“The Moment” of True Love That Changed My Marriage

Happy Valentine’s Day, everyone! I hope today finds you feeling loved and sharing that love with yourself and those around you.

Speaking of love, I wanted to take a moment to share a bit about my relationship with the love of my life, my husband. For those of you who’ve been part of this community for several years, you know I met Joshua while I was in law school. Our relationship quickly blossomed, and we’ve navigated dating, engagement, and now, nearly ten years together, with eight of those years as a married couple. It’s hard to believe how much time has passed, and yet, it feels like we’re just getting started. We’ve built a beautiful life together, pursuing our dreams, and now raising four children. It’s been an incredible journey.

Of course, the past eight years haven’t been without their challenges. There have been moments where only God could rescue us from the depths of difficulty. One of those moments came almost exactly three months ago. We were in the thick of sleepless nights with a newborn, a fussy toddler adjusting to a new sibling, a preschooler struggling with change, and also managing a preteen’s mood swings.

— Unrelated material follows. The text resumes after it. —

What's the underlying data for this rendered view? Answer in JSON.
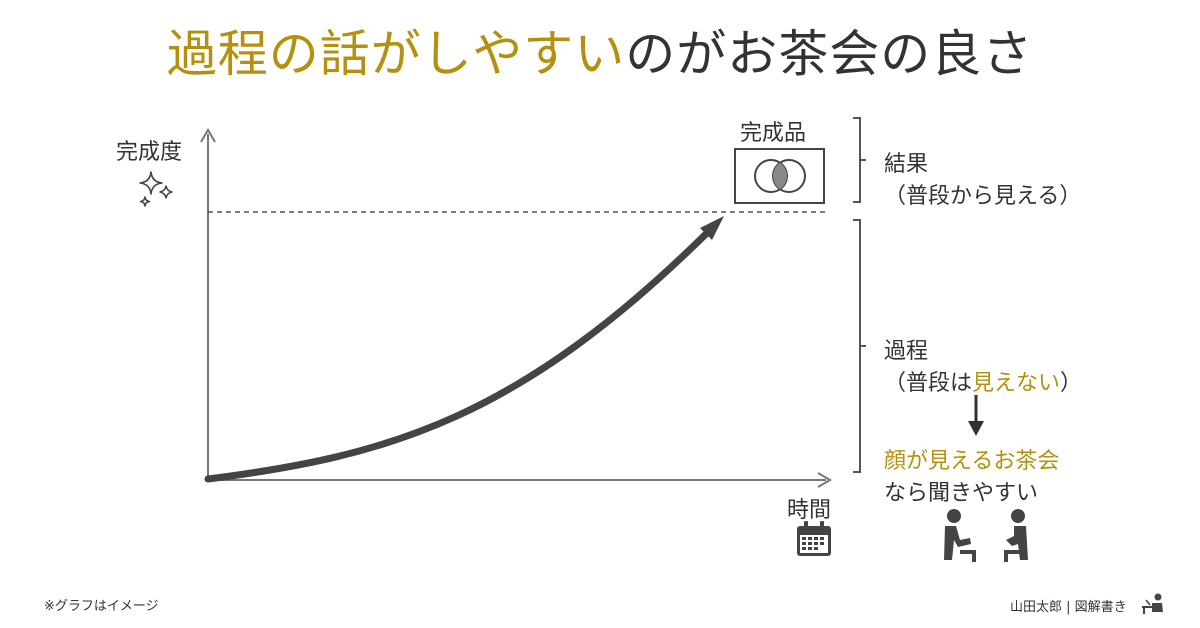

I remember one quiet night, nursing our newborn while everyone else in the house seemed to be asleep. We usually keep the TV on to listen to sermons or Bible passages, and on this particular night, a sermon by Francis Chan caught my attention. He was talking about submission in marriage — a topic that had honestly caused some tension between Joshua and me in the past. But as I listened, I felt deeply convicted. The words hit my heart in a way that I couldn’t ignore, and I realized there was no way to justify or defend the ways I had contributed to the strain in our relationship.

What I didn’t know was that Joshua was awake too, listening to the same message. At one point, out of the corner of his eye, he saw a pair of feet enter our room. He assumed one of the children had woken up and was coming in, but no one was there. Instead, he heard the Lord speak to him: “I’m here.” Joshua immediately knelt beside our bed and prayed, then returned to bed.

When the sermon ended, Joshua asked me what I thought of it. I opened up and shared how convicted I felt about my role in our struggles. He, too, shared his role in our tension. We decided to pray together. We climbed out of bed and knelt at the foot of our bed. Joshua prayed first, pouring his heart out to God. As he prayed, he felt as if the Holy Spirit cloaked him. He began to sob, broken over his sin. Seeing him so vulnerable and weeping softened my heart, and I repented as well, right beside him. It was in that moment, as we both laid ourselves bare before God, that we experienced a shift. Instead of blaming each other, we focused on our own faults and the ways we needed God’s healing.

That night became a turning point for us. We call it “the moment” in our marriage — the moment we chose to love each other deeply, even when we were at our worst. It was a moment of vulnerability, the moment we chose to love each other in a way that went beyond the surface.

As I think about that moment now on Valentine’s Day, on a day that celebrates love, I’m reminded of just how much marriage requires of us. It’s not just about the happy, easy moments or the milestones like weddings and anniversaries. The real beauty of marriage is being fully known by one another, seeing each other at our worst, and still choosing to love each other.

This reminds me of Matthew 19:1-12. In this passage, Jesus talks about marriage and divorce, explaining that divorce was allowed by Moses because of the hardness of hearts. But from the beginning, divorce was never part of God’s original plan for marriage. When His disciples heard this, they remarked that it might be better not to marry at all. I love how the Message paraphrases Jesus’ words:

“Jesus’ disciples objected, ‘If those are the terms of marriage, we haven’t got a chance. Why get married?’ But Jesus said, ‘Not everyone is mature enough to live a married life. It requires a certain aptitude and grace. Marriage isn’t for everyone. Some, from birth seemingly, never give marriage a thought. Others never get asked—or accepted. And some decide not to get married for kingdom reasons. But if you’re capable of growing into the largeness of marriage, do it.'”
Matthew 19:10-12 (MSG)

Marriage is beautiful, but it does require maturity — something we grow into over the years. That “moment” three months ago showed us that we have a long way to go, but I’m thankful for the growth we’ve already seen.

As you reflect on love today, I pray you’re reminded of what love really requires: seeing someone at their best and their worst, and still choosing them. That kind of love — the love God lavishes on us — can change everything.